Each donor is uniquely identified by his/her name and zip code. Additionally, I identify the repeat donor by the year of his/her first donation. In a similar way, a recipient is identified by its id, zip code, and donation year. Both lists use a Python dictionary, which provides a fast access to its elements by a key.
To compute donation amount in a given percentile, for each recipient in the list, I store a sorted list of contributions. I use bisect library to find the n-th element in the sorted list. Although Python uses an array to implement the list, in practice, it should not negatively impact the insertion procedure. I can assume that the insertion would happen in different list locations (in fact, given a normal donation distribution the majority of insertions would happen in the middle of the list). Thus, on average only half of the list elements would be moved. It looks like an expensive operation to do for each new donation. However, in practice, it does not downgrade performance in comparison to linked-list implementation.
In contribution_statistics.py script I defined a variable named mapping. Its purpose is to map a data column name to its position in a file. Those names are used in contribution_statistics.py for reference. It may be handy to have this type of mapping defined in one place, so, in case of any changes in data file structure, the positions of the data fields could be easily changed in one place. Additionally, the provided column names can be used for fast reference in case they had to be changed in the script.
In addition, scripts donor_list and recipient_list are provided with the corresponding column names. Thus, they are independent of the column names used in the input files. Although this independence could be implemented by passing to the class methods only the necessary parameter values (in our case ids, dates, and amounts), I decided that in future this list of parameters could grow and it would be better to pass a dictionary to the class methods.
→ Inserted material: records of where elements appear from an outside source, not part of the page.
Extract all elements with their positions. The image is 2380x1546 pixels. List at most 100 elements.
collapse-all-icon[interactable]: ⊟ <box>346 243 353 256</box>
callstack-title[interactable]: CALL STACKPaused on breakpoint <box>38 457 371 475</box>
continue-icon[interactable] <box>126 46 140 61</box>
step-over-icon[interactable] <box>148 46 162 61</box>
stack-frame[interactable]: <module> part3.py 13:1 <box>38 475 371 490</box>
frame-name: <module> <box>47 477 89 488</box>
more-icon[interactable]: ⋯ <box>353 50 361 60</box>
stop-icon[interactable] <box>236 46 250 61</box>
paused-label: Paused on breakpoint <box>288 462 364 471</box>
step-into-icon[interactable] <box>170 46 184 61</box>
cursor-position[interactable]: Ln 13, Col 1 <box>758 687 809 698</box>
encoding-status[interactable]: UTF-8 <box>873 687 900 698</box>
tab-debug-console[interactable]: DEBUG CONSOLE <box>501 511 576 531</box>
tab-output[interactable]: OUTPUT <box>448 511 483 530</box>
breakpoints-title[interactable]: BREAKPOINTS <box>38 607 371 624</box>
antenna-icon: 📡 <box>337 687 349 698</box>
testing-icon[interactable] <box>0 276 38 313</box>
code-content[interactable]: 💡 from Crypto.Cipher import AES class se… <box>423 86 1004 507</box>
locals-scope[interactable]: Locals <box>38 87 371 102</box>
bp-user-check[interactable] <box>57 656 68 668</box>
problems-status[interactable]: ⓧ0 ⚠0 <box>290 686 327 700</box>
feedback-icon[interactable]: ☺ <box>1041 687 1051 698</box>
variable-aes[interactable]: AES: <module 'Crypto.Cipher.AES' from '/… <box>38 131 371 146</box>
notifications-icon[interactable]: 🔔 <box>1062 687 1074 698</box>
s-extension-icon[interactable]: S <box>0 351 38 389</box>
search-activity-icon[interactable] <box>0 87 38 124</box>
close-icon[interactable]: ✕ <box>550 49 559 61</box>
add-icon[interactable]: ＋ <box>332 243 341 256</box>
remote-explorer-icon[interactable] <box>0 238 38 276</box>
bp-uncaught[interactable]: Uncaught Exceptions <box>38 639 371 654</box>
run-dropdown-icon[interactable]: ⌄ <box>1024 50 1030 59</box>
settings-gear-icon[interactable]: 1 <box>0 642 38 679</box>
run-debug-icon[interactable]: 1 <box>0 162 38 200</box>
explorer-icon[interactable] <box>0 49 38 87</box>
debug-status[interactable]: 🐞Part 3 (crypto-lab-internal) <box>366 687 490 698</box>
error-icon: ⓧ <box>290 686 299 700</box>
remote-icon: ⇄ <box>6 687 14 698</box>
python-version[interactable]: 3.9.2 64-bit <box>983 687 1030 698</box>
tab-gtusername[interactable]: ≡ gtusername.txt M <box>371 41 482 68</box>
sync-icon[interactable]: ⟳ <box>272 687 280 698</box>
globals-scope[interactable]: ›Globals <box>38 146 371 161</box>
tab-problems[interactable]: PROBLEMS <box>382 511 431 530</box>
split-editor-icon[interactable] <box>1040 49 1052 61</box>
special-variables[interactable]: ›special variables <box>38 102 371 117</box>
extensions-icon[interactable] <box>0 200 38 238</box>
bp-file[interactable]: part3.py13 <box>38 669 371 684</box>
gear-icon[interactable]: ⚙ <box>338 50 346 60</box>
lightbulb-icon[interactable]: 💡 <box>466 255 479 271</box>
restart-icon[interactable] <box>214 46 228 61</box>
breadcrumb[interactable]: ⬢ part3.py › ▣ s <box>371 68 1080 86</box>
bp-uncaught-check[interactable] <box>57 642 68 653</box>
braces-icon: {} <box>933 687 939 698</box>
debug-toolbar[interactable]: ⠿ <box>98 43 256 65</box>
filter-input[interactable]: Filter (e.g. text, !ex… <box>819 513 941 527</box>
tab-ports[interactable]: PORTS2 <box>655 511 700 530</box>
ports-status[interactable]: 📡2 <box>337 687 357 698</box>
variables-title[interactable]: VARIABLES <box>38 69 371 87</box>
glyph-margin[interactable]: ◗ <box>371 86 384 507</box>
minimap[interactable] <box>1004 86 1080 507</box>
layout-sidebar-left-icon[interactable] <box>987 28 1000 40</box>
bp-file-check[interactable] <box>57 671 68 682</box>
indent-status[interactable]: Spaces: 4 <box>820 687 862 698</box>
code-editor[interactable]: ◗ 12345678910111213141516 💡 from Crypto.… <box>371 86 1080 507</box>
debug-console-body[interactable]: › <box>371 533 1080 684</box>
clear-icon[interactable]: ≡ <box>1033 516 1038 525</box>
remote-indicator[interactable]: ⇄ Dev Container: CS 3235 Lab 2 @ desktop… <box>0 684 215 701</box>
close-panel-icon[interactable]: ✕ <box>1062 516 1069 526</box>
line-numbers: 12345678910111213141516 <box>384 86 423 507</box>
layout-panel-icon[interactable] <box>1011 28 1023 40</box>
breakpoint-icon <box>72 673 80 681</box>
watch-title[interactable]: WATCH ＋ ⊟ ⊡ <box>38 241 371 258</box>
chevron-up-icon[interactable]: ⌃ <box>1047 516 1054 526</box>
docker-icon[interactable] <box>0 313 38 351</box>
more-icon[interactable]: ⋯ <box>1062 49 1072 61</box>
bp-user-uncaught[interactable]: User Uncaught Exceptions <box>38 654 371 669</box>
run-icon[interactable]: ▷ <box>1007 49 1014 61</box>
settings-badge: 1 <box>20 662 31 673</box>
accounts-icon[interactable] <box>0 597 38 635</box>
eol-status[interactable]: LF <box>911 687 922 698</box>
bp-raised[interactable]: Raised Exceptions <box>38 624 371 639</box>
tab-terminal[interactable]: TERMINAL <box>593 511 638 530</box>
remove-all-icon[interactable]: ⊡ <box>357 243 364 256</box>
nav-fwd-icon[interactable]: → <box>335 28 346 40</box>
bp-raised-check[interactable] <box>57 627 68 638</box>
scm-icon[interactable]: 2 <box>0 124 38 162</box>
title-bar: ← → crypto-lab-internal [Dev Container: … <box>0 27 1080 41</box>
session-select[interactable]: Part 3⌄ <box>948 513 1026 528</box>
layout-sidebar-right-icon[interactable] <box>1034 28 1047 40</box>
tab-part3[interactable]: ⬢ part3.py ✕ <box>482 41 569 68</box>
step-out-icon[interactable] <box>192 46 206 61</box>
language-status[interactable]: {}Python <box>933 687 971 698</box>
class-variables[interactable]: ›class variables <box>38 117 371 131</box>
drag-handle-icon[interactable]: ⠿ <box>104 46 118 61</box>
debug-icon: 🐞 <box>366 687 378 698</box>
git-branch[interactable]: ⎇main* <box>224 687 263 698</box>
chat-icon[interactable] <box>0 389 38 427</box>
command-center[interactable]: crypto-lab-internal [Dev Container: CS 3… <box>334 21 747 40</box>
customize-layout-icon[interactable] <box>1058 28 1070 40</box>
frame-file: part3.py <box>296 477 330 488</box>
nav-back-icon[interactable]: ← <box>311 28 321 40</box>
As a further improvement, I would consider using Red-Black Trees to implement the list of recipients. The optimal data structure should support fast insertion into the list because it is the most common operation. Next, there is no need to delete elements from the list. Finally, the search operation should be fast but it can be slower than insertion because the donation amount in a given percentile changes only when the nearest-rank value changed, or when an element was inserted in a position preceding the current value in a percentile. Thus, the donation amount in a given percentile will not be changed every time as we add a new donation, thus, it can be stored for each recipient in the list. Class recipient_list.py implements methods to store and return the current value in a given percentile without searching in the list. Although it is not needed in our current implementation when we use the Python list, it may be handy in future if another data structure would be implemented.